A functional interior, ample passenger space, strong powertrain and a well-controlled ride all contribute to the 2004 Ford Explorer's well-deserved reputation as a practical midsize SUV with few faults.
by Artanis68 on Oct 10, 2010 Vehicle: 2004 Ford Explorer XLS Rwd 4dr SUV (4.0L 6cyl 5A)
We bought this car new and noticed around 80,000 miles things started to go wrong shortly thereafter. 2003 & 2004's are notorious for the ball joints going bad fast. We spent $700 on the front end and then around 109K the back differential going bad. Many Ford forums will tell you that after 80K miles your going to have a lot of expenses as things will begin to go bad in these cars FAST. I personally experienced this as ours started to go downhill very quickly. Traded it in for a Toyota 4Runner - a car that will go well past 100K miles and keep on tickin'.

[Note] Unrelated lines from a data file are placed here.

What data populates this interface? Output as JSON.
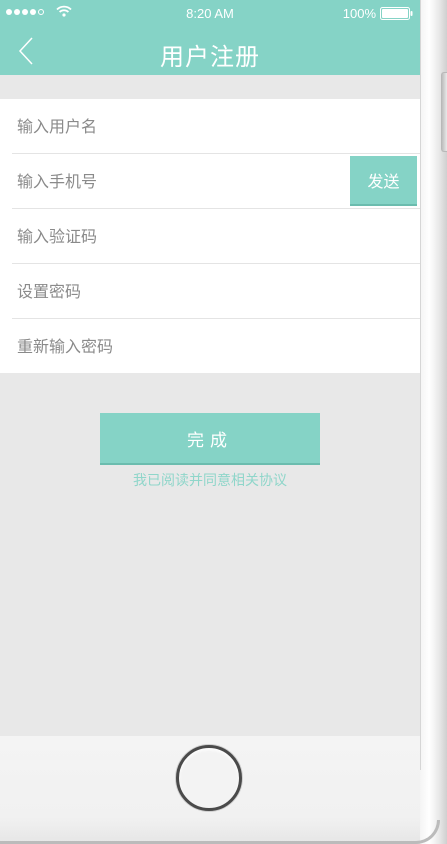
{
  "status_bar": {
    "time": "8:20 AM",
    "battery": "100%",
    "signal_dots": 5,
    "signal_filled": 4,
    "icons": [
      "wifi-icon",
      "battery-icon"
    ]
  },
  "nav": {
    "title": "用户注册",
    "back_icon": "chevron-left-icon"
  },
  "form": {
    "username_placeholder": "输入用户名",
    "phone_placeholder": "输入手机号",
    "code_placeholder": "输入验证码",
    "password_placeholder": "设置密码",
    "confirm_placeholder": "重新输入密码",
    "send_label": "发送"
  },
  "actions": {
    "submit_label": "完成",
    "agreement_text": "我已阅读并同意相关协议"
  },
  "colors": {
    "accent": "#85d3c6",
    "background": "#e8e8e8",
    "agreement_text": "#8fd6ca"
  }
}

by rey on Mar 1, 2010 Vehicle: 2004 Ford Explorer XLS Rwd 4dr SUV (4.0L 6cyl 5A)
By now some of the interior plasic parts are giving out like sun visors or driver seat parts, important stuff. Drive train noises like either bearings or rear end oil. After all it does have 165,000 miles and these things are expected, however ive had Nissan and Toyota whan I was thinner and small vehicles don't work but they lasted forever, its just good for BASIC transportation. Rough ride and cheap.
by Beth on Aug 2, 2009 Vehicle: 2004 Ford Explorer XLS Rwd 4dr SUV (4.0L 6cyl 5A)
I purchased this vehicle as a work vehicle. It had minor problems until I hit 35,000 miles. It took Ford 3 tries to get a working rear end which lasted only another 30,000 miles. A number of idiot lights went bad, and now paint is peeling off the roof and the rear end is again making noise. This was my first and last Big 3 auto purchase.
Ford's AdvanceTrac electronic stability control that was previously available on V8 models only is now available on all models, except the XLS and XLS Sport and all AWD models. The NBX version now comes standard with the off-road package and "NBX" tailgate badging, and can be ordered with a moonroof. Limited and Eddie Bauer models get a quad bucket seating option when equipped with the third-row bench, which adds second-row buckets and a floor console. Family buyers of the 2004 Ford Explorer should note that the optional rear air conditioner no longer requires the purchase of the third-row seat. Finally, a tire-pressure monitoring system is now standard on XLS Sport and higher trim levels, and a rear cargo shade is optional on XLT, Eddie Bauer and Limited models.